922 views Asked by At

Team, needed some assistance..

Pod scheduling based on condition of node that is reported in

kubectl get node node1 -o yaml

can we do node.condition based scheduling..the way we have nodeSelector like below?

  team.nb/service: services
  nodeType: cpu

basically, if a k8s worker node reports below condition in its node.yaml how can I put up helm chart to match that ?

  - lastHeartbeatTime: "2020-09-29T00:06:24Z"
    lastTransitionTime: "2020-08-16T12:47:16Z"
    message: kubelet has disk pressure
    reason: KubeletHasNoDiskPressure
    status: "false"
    type: DiskPressure

can we build helm_chart based on this value for scheduling pods? such that pods land on it only if the below is True

I was searching google but could not find a clue yet..

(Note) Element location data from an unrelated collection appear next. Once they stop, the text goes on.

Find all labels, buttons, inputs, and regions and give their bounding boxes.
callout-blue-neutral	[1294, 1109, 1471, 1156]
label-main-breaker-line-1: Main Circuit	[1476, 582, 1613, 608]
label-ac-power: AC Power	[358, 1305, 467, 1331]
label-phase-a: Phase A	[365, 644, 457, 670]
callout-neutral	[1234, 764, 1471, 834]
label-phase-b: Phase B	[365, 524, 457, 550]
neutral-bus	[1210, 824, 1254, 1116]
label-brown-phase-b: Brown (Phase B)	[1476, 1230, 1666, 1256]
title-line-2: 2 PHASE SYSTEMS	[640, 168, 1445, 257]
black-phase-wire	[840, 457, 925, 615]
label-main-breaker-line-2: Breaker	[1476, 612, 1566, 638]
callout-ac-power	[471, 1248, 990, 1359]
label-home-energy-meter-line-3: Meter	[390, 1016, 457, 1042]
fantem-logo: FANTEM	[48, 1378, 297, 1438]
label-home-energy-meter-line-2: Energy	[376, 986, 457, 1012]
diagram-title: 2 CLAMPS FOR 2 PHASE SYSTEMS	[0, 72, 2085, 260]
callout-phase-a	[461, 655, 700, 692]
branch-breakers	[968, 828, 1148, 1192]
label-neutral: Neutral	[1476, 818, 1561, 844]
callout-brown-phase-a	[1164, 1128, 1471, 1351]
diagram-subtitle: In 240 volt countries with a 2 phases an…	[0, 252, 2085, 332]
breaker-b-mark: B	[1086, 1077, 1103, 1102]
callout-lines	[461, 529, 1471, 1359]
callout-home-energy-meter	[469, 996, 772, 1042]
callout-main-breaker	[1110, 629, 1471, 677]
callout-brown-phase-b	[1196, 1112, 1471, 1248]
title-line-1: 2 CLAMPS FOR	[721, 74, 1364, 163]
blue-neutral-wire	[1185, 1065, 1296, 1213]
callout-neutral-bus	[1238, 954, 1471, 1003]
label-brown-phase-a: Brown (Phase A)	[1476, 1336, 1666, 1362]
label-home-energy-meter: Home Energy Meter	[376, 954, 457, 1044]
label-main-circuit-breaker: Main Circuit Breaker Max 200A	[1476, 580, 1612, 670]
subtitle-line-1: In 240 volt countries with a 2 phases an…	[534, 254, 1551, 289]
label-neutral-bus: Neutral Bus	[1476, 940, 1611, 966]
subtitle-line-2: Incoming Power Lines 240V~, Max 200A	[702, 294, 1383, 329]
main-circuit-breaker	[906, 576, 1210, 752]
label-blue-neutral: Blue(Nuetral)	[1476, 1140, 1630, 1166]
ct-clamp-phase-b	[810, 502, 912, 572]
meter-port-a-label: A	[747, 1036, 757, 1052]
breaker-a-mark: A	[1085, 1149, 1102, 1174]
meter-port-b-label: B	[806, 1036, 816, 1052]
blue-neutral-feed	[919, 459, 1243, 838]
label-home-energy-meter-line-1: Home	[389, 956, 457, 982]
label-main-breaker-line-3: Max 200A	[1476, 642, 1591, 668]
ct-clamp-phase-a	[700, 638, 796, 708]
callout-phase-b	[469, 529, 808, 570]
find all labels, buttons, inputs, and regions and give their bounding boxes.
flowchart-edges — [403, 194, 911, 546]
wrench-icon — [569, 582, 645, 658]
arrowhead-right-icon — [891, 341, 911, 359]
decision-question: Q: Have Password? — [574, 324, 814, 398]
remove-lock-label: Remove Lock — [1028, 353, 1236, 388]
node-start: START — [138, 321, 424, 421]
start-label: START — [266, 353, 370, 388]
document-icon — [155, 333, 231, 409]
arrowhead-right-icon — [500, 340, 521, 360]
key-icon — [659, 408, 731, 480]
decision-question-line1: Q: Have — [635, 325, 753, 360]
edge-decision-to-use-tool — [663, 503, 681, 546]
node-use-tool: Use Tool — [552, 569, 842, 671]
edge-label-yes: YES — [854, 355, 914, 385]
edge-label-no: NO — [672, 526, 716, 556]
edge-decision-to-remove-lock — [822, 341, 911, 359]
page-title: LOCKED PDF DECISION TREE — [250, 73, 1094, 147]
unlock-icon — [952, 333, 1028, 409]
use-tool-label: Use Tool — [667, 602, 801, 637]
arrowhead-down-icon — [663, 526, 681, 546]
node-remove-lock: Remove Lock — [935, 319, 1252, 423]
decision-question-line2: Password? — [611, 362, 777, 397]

    reason: KubeletHasNoDiskPressure
    status: True

There are 2 answers

David Maze On

You probably want to use resource constraints to request the disk space you actually need, or better still, avoid needing "lots" of local disk space.

The Kubernetes documentation on Assigning Pods to Nodes notes the options you have available to you: pinning a pod to a specific node, matching by labels, or advising placement based on the presence of other known pods. It also notes that

Generally such constraints are unnecessary, as the scheduler will automatically do a reasonable placement (e.g. spread your pods across nodes, not place the pod on a node with insufficient free resources, etc.)....

A cluster can be configured to make "ephemeral storage" a resource type; this includes disk used by the container filesystem. If you know that you'll need "a lot" of disk space and your cluster is configured for this, you can put an appropriate resource request in your YAML file:

  - name: main
        ephemeral-storage: 20Gi

If you really need that much storage, a volume is a better match. If you have multiple replicas you might need a StatefulSet to automatically create a PersistentVolumeClaim per replica. Note that an emptyDir volume counts against the ephemeral-storage limit and doesn't get around this.

If a volume doesn't seem right either, it's worth looking at why you need that much storage. If you need scratch space for a very large computation, you'll have to put that somewhere. When I've hit trouble like this, it was a debug-level log file growing out of control and the right answer was to turn down the log level.

Just letting the pod or node crash is a legitimate option! If a pod crashes, it will generally get restarted (though on the same node; specifying the resource limits correctly is important). If a node fails then the pods on it will get recreated on different nodes. If you have a cluster autoscaler and there are nodes that can't be scheduled due to their resource constraints, that will cause there to be more nodes and pods can get rescheduled there.

Howard_Roark On

The Scheduler already does something like this-- if a node has Disk Pressure, the node controller will taint it so that the Scheduler won't place anything else on it. In other words, if a node has no Disk Pressure, then the Scheduler will place pods there, which seems to be what you want?

The node controller automatically taints a Node when certain conditions are true. The following taints are built in:

node.kubernetes.io/disk-pressure: Node has disk pressure.

You can also adjust your Kubelet configuration such that it evicts pods when there is less than xyz% of the disk left to prevent Disk Pressure.

I know that your question was sort of about Condition Based scheduling, but your specific example of wanting to Schedule pods on Nodes without Disk Pressure is handled out of the box and so there is no reason to do that.